The SystemVersion.plist from my original installer is for build 9L30, but the one from the installer I downloaded today is for build 9L31a. Thus, we have to conclude that Apple ‘hot swapped’ Mac OS X 10.5.8. That is, they switched Mac OS X builds after release without bumping the version number.

Why Apple did this remains a mystery. Usually software developers do it when they discover an issue shortly after release but don’t want to go to the trouble of making a public announcement of a new version. What was the issue, and do those of us who have build 9L30 installed still suffer from the issue? For the answer to those questions, you’ll have to read the release notes. ;-)

Snow Leopard hidden Dock preference

August 28th, 2009

In Mac OS X 10.5 and earlier, clicking and holding on an item in the Dock would bring up a contextual menu for that Dock item. In Mac OS X 10.6, popularly known as Snow Leopard, unpopularly known as Leopard Service Pack 1 or “What am I supposed to do with my Power Mac G5 Quad?”, this behavior has changed. One of the new non-Exchange non-features in Snow Leopard is Dock Exposé. Clicking and holding on an application icon in the Snow Leopard Dock invokes Exposé for that application. This is the same effect you see when pressing the F10 key in Tiger and later.

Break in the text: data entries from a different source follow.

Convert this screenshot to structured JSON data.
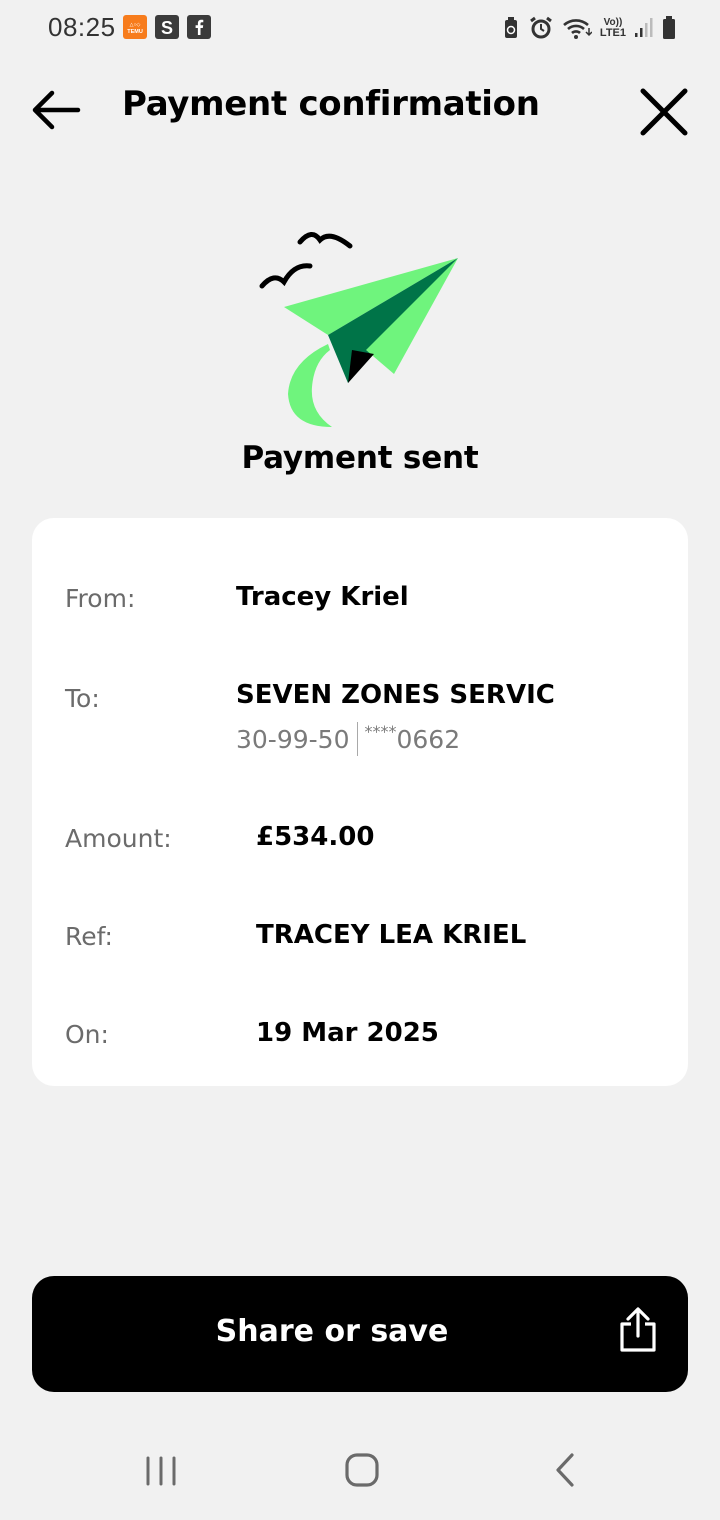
{
  "status_bar": {
    "time": "08:25",
    "app_icons": [
      "temu-icon",
      "s-app-icon",
      "facebook-icon"
    ],
    "right_icons": [
      "recycle-icon",
      "alarm-icon",
      "wifi-icon",
      "volte-lte-icon",
      "signal-icon",
      "battery-icon"
    ],
    "network_top": "Vo))",
    "network_bottom": "LTE1"
  },
  "header": {
    "title": "Payment confirmation",
    "back_icon": "arrow-left-icon",
    "close_icon": "close-icon"
  },
  "illustration": {
    "icon": "paper-plane-icon",
    "colors": {
      "light_green": "#6ff47d",
      "dark_green": "#007448",
      "black": "#000000"
    }
  },
  "status_heading": "Payment sent",
  "details": {
    "from": {
      "label": "From:",
      "value": "Tracey Kriel"
    },
    "to": {
      "label": "To:",
      "value": "SEVEN ZONES SERVIC",
      "sort_code": "30-99-50",
      "account_mask": "****",
      "account_end": "0662"
    },
    "amount": {
      "label": "Amount:",
      "value": "£534.00"
    },
    "ref": {
      "label": "Ref:",
      "value": "TRACEY LEA KRIEL"
    },
    "on": {
      "label": "On:",
      "value": "19 Mar 2025"
    }
  },
  "share": {
    "label": "Share or save",
    "icon": "share-icon"
  },
  "nav": {
    "recents_icon": "recents-icon",
    "home_icon": "home-icon",
    "back_icon": "nav-back-icon"
  }
}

If for some bizarre reason you prefer the old behavior (you backward, reactionary, Obama-hating Luddite), it is possible to bring it back. This is a Lap Cat Software exclusive — you heard it here first, folks! Launch the Terminal application and enter the following:

defaults write com.apple.Dock show-expose-menus -bool no; killall Dock

You’re welcome. Remember me fondly in your will.

It’s over

August 6th, 2009

I figured I’d cruise, at least through the Spring. However, the wheels on the bus go round and round.

rdar://problem/7125338

I am still master of my domain. Although I need to renew before it expires in three weeks.